First Version

Springfield Armory submitted this rifle, designed by John C Garand (of M1 Rifle fame)  to the Light Rifle trials. It was unusual in that it used magazines mounted on top at a 45 degree angle, unlike the other entrants. It was a simple design, using only 44 parts and weighing a mere 4.9 pounds with a sling and 5-round magazine (OAL of 34 7/8 inches, and an 18 inch barrel). It was very well received in the trials, and the official report found it excellent in virtually all areas of evaluation – reliability in dust and rain, accuracy, recoil, and simplicity of design. Some felt that the magazine should be moved to the bottom, but most who fired it liked the magazine as it was.

Second Version

In the second round of trials, Garand and Springfield submitted a revised variant of the rifle. The primary difference was the relocation of the magazine to the bottom of the weapon, which necessitated some modifications to the design. The resulting gun was heavier (5.37 pounds with sling and magazine), and deemed less reliable and more difficult to disassemble.


  1. Thanks for putting up such a neat site, what a remarkable design. It’s not hard to imagine an evolution of the first, top-loading model as a great little weapon. Perhaps with a centered magazine and offset sights like the Australian Owen? The Aussies swore by the top-loading system as helped keep dirt and debris out, and let what did get in fall right out the bottom.

  2. Does anyone have a Patent Number for the First one with the Top-Monted First Model?

    I Think 2386205 is the Patent for the Second.

    Thank You.

  3. This is one of my favorite designs on your site, both for its ingenuity and for the fact that, had it been adopted, almost every American GI and many Allied troops would have been carrying weapons designed by the same man, John C. Garand. A few things jumped out at me when looking over the the original version with the top-mounted magazine once again.

    First, it appears that the front and rear sights are offset to the left to clear the magazine, which is not surprising, though it is only noticeable in the photo labeled “First Garand Carbine – Top View.”

    Second, the ejection port is offset to the left and more visible from the side than from the bottom. That and the angle of the port relative to the barrel seems to suggest that empty cases were ejected to the left. This has the advantage of placing the ejection port opposite the offset magazine, but it’s still an odd choice at a time rifles were designed to be fired from the right shoulder by everyone, even lefties.

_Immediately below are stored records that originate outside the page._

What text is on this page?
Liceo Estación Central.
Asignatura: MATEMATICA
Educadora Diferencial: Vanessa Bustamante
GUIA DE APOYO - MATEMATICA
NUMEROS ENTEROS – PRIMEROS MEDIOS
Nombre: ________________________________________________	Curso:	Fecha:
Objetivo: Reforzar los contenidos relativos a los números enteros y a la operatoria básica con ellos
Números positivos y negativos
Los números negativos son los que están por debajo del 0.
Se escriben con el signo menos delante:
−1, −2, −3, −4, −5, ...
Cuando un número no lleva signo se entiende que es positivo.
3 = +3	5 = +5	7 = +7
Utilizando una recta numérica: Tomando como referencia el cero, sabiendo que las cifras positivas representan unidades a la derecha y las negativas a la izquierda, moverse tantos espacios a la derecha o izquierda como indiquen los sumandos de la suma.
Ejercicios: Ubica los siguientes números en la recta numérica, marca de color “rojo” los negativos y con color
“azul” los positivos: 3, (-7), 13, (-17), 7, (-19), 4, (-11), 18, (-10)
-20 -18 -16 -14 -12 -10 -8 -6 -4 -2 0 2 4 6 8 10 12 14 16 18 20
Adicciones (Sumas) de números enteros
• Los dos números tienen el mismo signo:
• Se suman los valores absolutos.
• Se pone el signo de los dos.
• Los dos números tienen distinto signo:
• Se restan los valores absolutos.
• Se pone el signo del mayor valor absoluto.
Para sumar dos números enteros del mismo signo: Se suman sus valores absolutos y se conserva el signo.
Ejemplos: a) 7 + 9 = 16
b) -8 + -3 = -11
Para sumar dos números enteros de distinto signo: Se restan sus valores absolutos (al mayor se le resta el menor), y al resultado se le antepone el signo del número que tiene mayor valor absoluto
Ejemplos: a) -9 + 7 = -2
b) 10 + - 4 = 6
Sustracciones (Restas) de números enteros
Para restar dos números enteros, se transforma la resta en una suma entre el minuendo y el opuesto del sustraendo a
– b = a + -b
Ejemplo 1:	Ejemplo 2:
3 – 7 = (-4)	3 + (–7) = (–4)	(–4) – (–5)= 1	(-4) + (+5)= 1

    Third, the cocking handle appears to be integral with the gas piston and so probably reciprocates with each shot. It is also asymmetrical in that it has a projecting ear only on the right side, likely hidden from view by the magazine housing when sighting down the barrel.



  4. Slung over a shoulder on a sling, it seems like the magazine would be less likely to catch on vines, etc., when moving through dense jungle. But as a support-role gun it would not have ridden well in a scabbard on the side of a Jeep–the side mounted magazine would have gotten in the way. Would probably be harder to get it through a tank’s hatch as well.

    It does look like it would have been simpler to manufacture than the adopted carbine.

  5. I just love the 50 round magazine on this thing. It makes me wonder if it weren’t made moreso to prove the capability than with any actual goal of using such a massive, heavy magazine in a side/45 degree loader.